Stage 5 - Load UMLS into MySQL, if already installed go to Stage 6
  Step 1: Create the MySQL database
    Log into MySQL and create a database called 'umls' as follows:

    CREATE DATABASE IF NOT EXISTS umls CHARACTER SET utf8 COLLATE
    utf8_unicode_ci;

  Step 2: Modify the 'my.cnf' file.
    This has been put in a different place every version or distribution
    that I have run this one. I have found it in the '/etc' directory as
    well as the '/etc/mysql' directory.

    You can find where yours is by using the find command:

        sudo find / -name my.cnf

    If you do not have a my.cnf file check to see if you have a 'my.ini'
    file (which one you have will depend on your system).

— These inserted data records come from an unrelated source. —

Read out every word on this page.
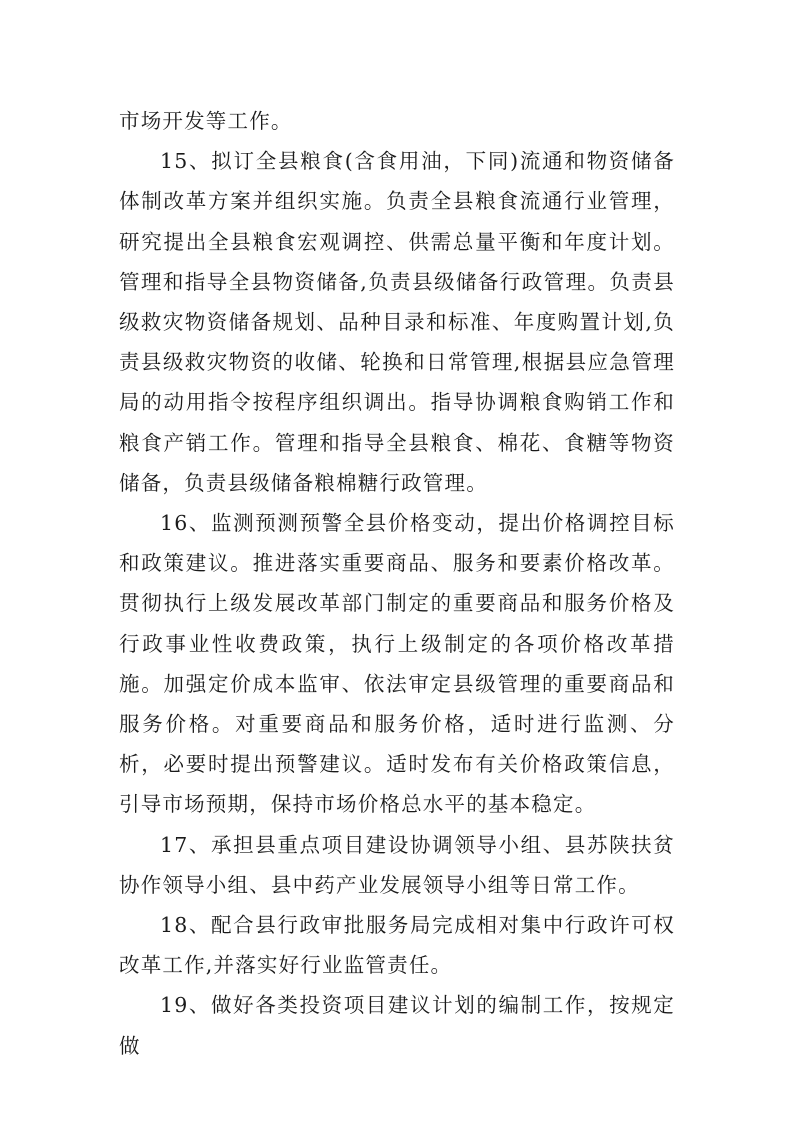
市场开发等工作。

15、拟订全县粮食(含食用油，下同)流通和物资储备体制改革方案并组织实施。负责全县粮食流通行业管理，研究提出全县粮食宏观调控、供需总量平衡和年度计划。管理和指导全县物资储备,负责县级储备行政管理。负责县级救灾物资储备规划、品种目录和标准、年度购置计划,负责县级救灾物资的收储、轮换和日常管理,根据县应急管理局的动用指令按程序组织调出。指导协调粮食购销工作和粮食产销工作。管理和指导全县粮食、棉花、食糖等物资储备，负责县级储备粮棉糖行政管理。

16、监测预测预警全县价格变动，提出价格调控目标和政策建议。推进落实重要商品、服务和要素价格改革。贯彻执行上级发展改革部门制定的重要商品和服务价格及行政事业性收费政策，执行上级制定的各项价格改革措施。加强定价成本监审、依法审定县级管理的重要商品和服务价格。对重要商品和服务价格，适时进行监测、分析，必要时提出预警建议。适时发布有关价格政策信息，引导市场预期，保持市场价格总水平的基本稳定。

17、承担县重点项目建设协调领导小组、县苏陕扶贫协作领导小组、县中药产业发展领导小组等日常工作。

18、配合县行政审批服务局完成相对集中行政许可权改革工作,并落实好行业监管责任。

19、做好各类投资项目建议计划的编制工作，按规定做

    The following options need to be modified to optimize for read
    performance, the MySQL 5 server requires changing buffer sizes to make
    use of the memory available.

          key_buffer              = 600M
          table_cache             = 300
          sort_buffer_size        = 20M
          read_buffer_size        = 200M
          query_cache_limit       = 3M
          query_cache_size        = 100M
          myisam_sort_buffer      = 200M
          bulk_insert_buffer_size = 100M
          join_buffer_size        = 100M

    Also make certain that this file is readable in order to run this as
    non-root. To change permission on it: chmod gou+r /etc/my.cnf

  Step 3: Populate the MySQL table using the load scripts
   Step A: Find the MySQL load script for the Metathesaurus
    Go to your Destination directory that you typed in Step C (this is where
    I said my source and destination directory were the same)

    Go to the: <destination>/2008AA/META directory

     In it you should see the file:

       populate_mysql_db.sh

    If you don't see this file - you need to start over. Step 3 - F did not
    get done properly.

   Step B: Modify the MySQL load scripts for the Metathesaurus
    In the populate_mysql_db.sh you need to modify the following:

            MYSQL_HOME=<path to MYSQL_HOME>
            user=<username>
            password=<password>
            db_name=<db_name>

    For example, I modified my file as follows:

            MYSQL_HOME=/usr/
            user=bthomson
            password=<well I am not giving you my actual password>
            db_name=umls

   Step C:  Run the MySQL load scripts for the Metathesaurus
    Run this script by typing on the command line:

            ./populate_mysql_db.sh

    If you get the following:

            ./populate_mysql_db.sh: Permission denied.

    You need to change your permissions and try again. To change your
    permissions type:

            chmod 755 populate_mysql_db.sh

    Now this takes what feels like FOREVER! Now would be a good time to go
    do something else until sometime late tomorrow (yes, unfortunately,
    tomorrow) evening ...

    Note: different distributions set up mysql just a bit differently, and
    one area that seems to matter to UMLS is whether or not "load local
    infile" is enabled. I think normally it is, but openSuse does not enable
    that by default. So, statement 15 in mysql_tables.sql was
    failing...which caused the populate script to end immediately...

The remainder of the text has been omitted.